Rats come and go, and nothing gets fixed, she said. She showed a letter that she and other tenants received from the property manager citing the high cost of maintenance, saying that no repairs are planned and that the best option was for residents to accept the owner's offer of $5,000 to leave.
"We cannot keep the hot water going and the heat for next winter will be non-existent," the letter said. "You cannot live there without hot water and next winter without heat. The building is falling apart and needs to be shut down and razed."
But for Massey, who pays $393 a month plus electricity, the prospect of looking for a new place in the current market is scary.
"If they would raise the rent, we would pay more," she said. "We want to stay."
Landlords who allow their property to deteriorate badly "are not doing a thing for the perception of responsible rental housing providers," said W. Shaun Pharr, senior vice president of government affairs for the Apartment and Office Building Association of Metropolitan Washington. "Our members maintain their properties." He said the group welcomed the latest DCRA effort.

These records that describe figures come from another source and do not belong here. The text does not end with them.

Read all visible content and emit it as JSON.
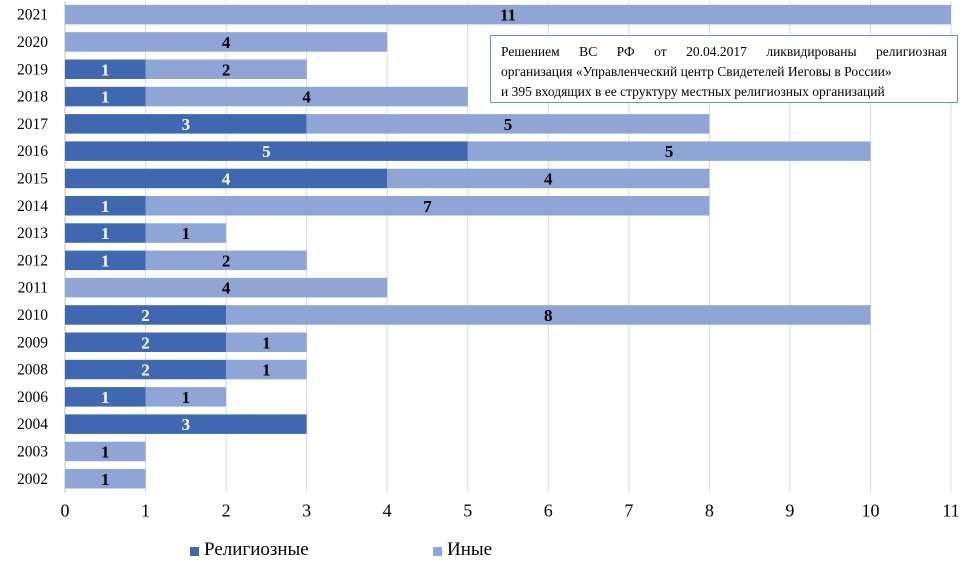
{
  "chart_data": {
    "type": "bar",
    "orientation": "horizontal",
    "stacked": true,
    "categories": [
      "2021",
      "2020",
      "2019",
      "2018",
      "2017",
      "2016",
      "2015",
      "2014",
      "2013",
      "2012",
      "2011",
      "2010",
      "2009",
      "2008",
      "2006",
      "2004",
      "2003",
      "2002"
    ],
    "series": [
      {
        "name": "Религиозные",
        "color": "#3f68b0",
        "values": [
          0,
          0,
          1,
          1,
          3,
          5,
          4,
          1,
          1,
          1,
          0,
          2,
          2,
          2,
          1,
          3,
          0,
          0
        ]
      },
      {
        "name": "Иные",
        "color": "#8fa5d6",
        "values": [
          11,
          4,
          2,
          4,
          5,
          5,
          4,
          7,
          1,
          2,
          4,
          8,
          1,
          1,
          1,
          0,
          1,
          1
        ]
      }
    ],
    "xlim": [
      0,
      11
    ],
    "xticks": [
      "0",
      "1",
      "2",
      "3",
      "4",
      "5",
      "6",
      "7",
      "8",
      "9",
      "10",
      "11"
    ],
    "grid": true,
    "legend_position": "bottom",
    "annotation": {
      "line1": "Решением ВС РФ от 20.04.2017 ликвидированы религиозная",
      "line2": "организация «Управленческий центр Свидетелей Иеговы в России»",
      "line3": "и 395 входящих в ее структуру местных религиозных организаций"
    }
  }
}
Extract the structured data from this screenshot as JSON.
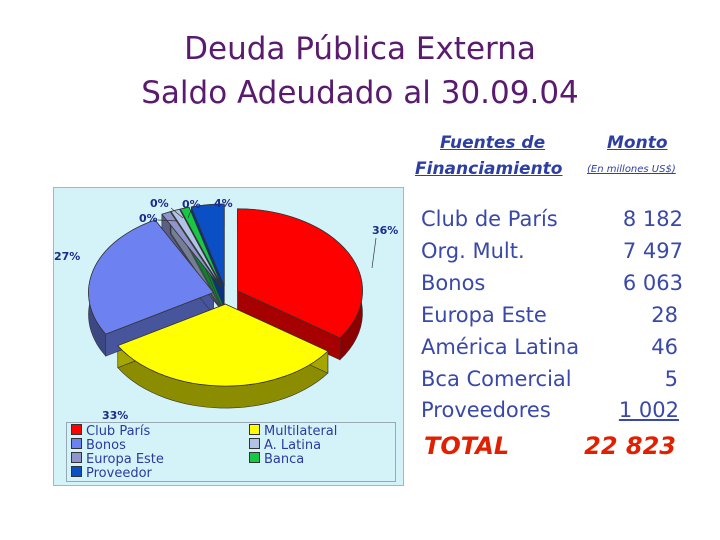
{
  "title_line1": "Deuda Pública Externa",
  "title_line2": "Saldo Adeudado al 30.09.04",
  "table": {
    "header_source_1": "Fuentes de",
    "header_source_2": "Financiamiento",
    "header_amount": "Monto",
    "header_amount_unit": "(En millones US$)",
    "rows": [
      {
        "name": "Club de París",
        "value": "8 182"
      },
      {
        "name": "Org. Mult.",
        "value": "7 497"
      },
      {
        "name": "Bonos",
        "value": "6 063"
      },
      {
        "name": "Europa Este",
        "value": "28"
      },
      {
        "name": "América Latina",
        "value": "46"
      },
      {
        "name": "Bca Comercial",
        "value": "5"
      },
      {
        "name": "Proveedores",
        "value": "1 002"
      }
    ],
    "total_label": "TOTAL",
    "total_value": "22 823"
  },
  "chart_data": {
    "type": "pie",
    "title": "",
    "categories": [
      "Club París",
      "Multilateral",
      "Bonos",
      "A. Latina",
      "Europa Este",
      "Banca",
      "Proveedor"
    ],
    "values": [
      8182,
      7497,
      6063,
      46,
      28,
      5,
      1002
    ],
    "percent_labels": [
      "36%",
      "33%",
      "27%",
      "0%",
      "0%",
      "0%",
      "4%"
    ],
    "colors": [
      "#ff0000",
      "#ffff00",
      "#6d82f0",
      "#b3c3e6",
      "#8f94cc",
      "#17c844",
      "#0a4fc4"
    ],
    "exploded": true,
    "three_d": true,
    "legend": {
      "placement": "bottom",
      "entries": [
        "Club París",
        "Multilateral",
        "Bonos",
        "A. Latina",
        "Europa Este",
        "Banca",
        "Proveedor"
      ]
    },
    "background_color": "#d3f3f8"
  }
}
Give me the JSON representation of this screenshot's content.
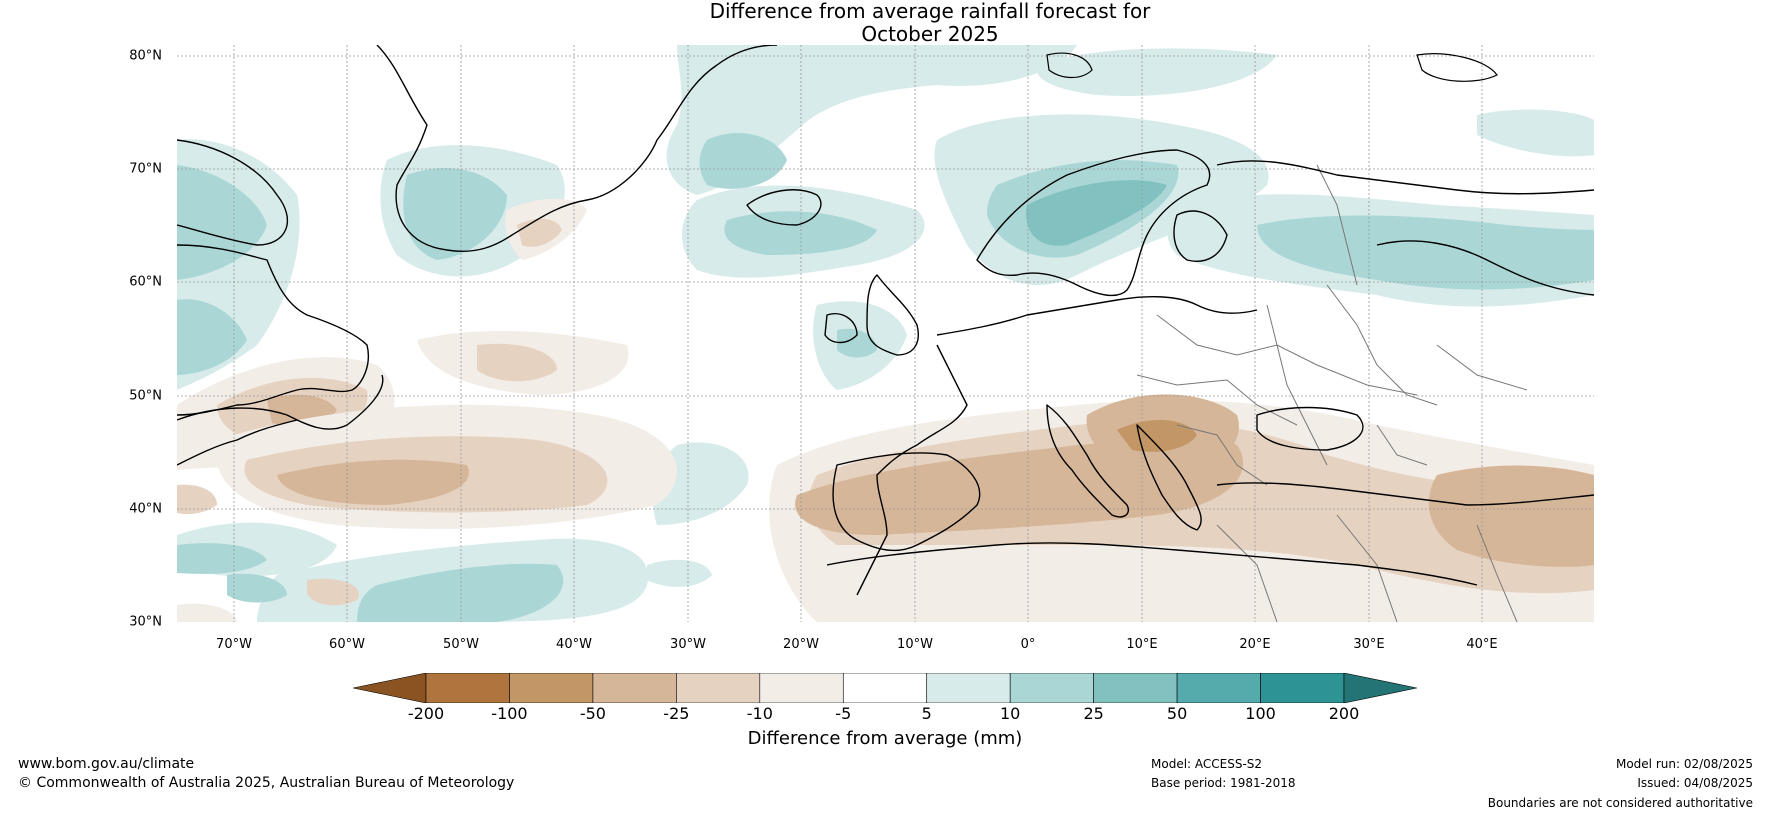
{
  "title": {
    "line1": "Difference from average rainfall forecast for",
    "line2": "October 2025"
  },
  "map": {
    "latitude_labels": [
      "80°N",
      "70°N",
      "60°N",
      "50°N",
      "40°N",
      "30°N"
    ],
    "longitude_labels": [
      "70°W",
      "60°W",
      "50°W",
      "40°W",
      "30°W",
      "20°W",
      "10°W",
      "0°",
      "10°E",
      "20°E",
      "30°E",
      "40°E"
    ]
  },
  "colorbar": {
    "ticks": [
      "-200",
      "-100",
      "-50",
      "-25",
      "-10",
      "-5",
      "5",
      "10",
      "25",
      "50",
      "100",
      "200"
    ],
    "colors": [
      "#8a5422",
      "#b0743e",
      "#c39666",
      "#d6b698",
      "#e6d2c1",
      "#f3ede7",
      "#ffffff",
      "#d6ebea",
      "#aad7d6",
      "#81c2c1",
      "#55aaab",
      "#2e9394",
      "#227574"
    ],
    "label": "Difference from average (mm)"
  },
  "footer": {
    "website": "www.bom.gov.au/climate",
    "copyright": "© Commonwealth of Australia 2025, Australian Bureau of Meteorology",
    "model": "Model: ACCESS-S2",
    "base_period": "Base period: 1981-2018",
    "model_run": "Model run: 02/08/2025",
    "issued": "Issued: 04/08/2025",
    "disclaimer": "Boundaries are not considered authoritative"
  }
}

Canavan said the goal is to show landlords that compliance is not voluntary. So he appointed Carr, a 30-year city employee, to head the city's 51 housing code inspectors. Most are going through retraining to do their jobs the way Carr wants them done -- "360 degrees, up and down," always starting at the ceiling.
The agreement with WIN has paid dividends for Marcos Villa, who organizes his neighbors at 2801 15th St. NW, where 365 violations were found during an inspection in March. "The elevator is working," he said, "and they have already painted the apartment."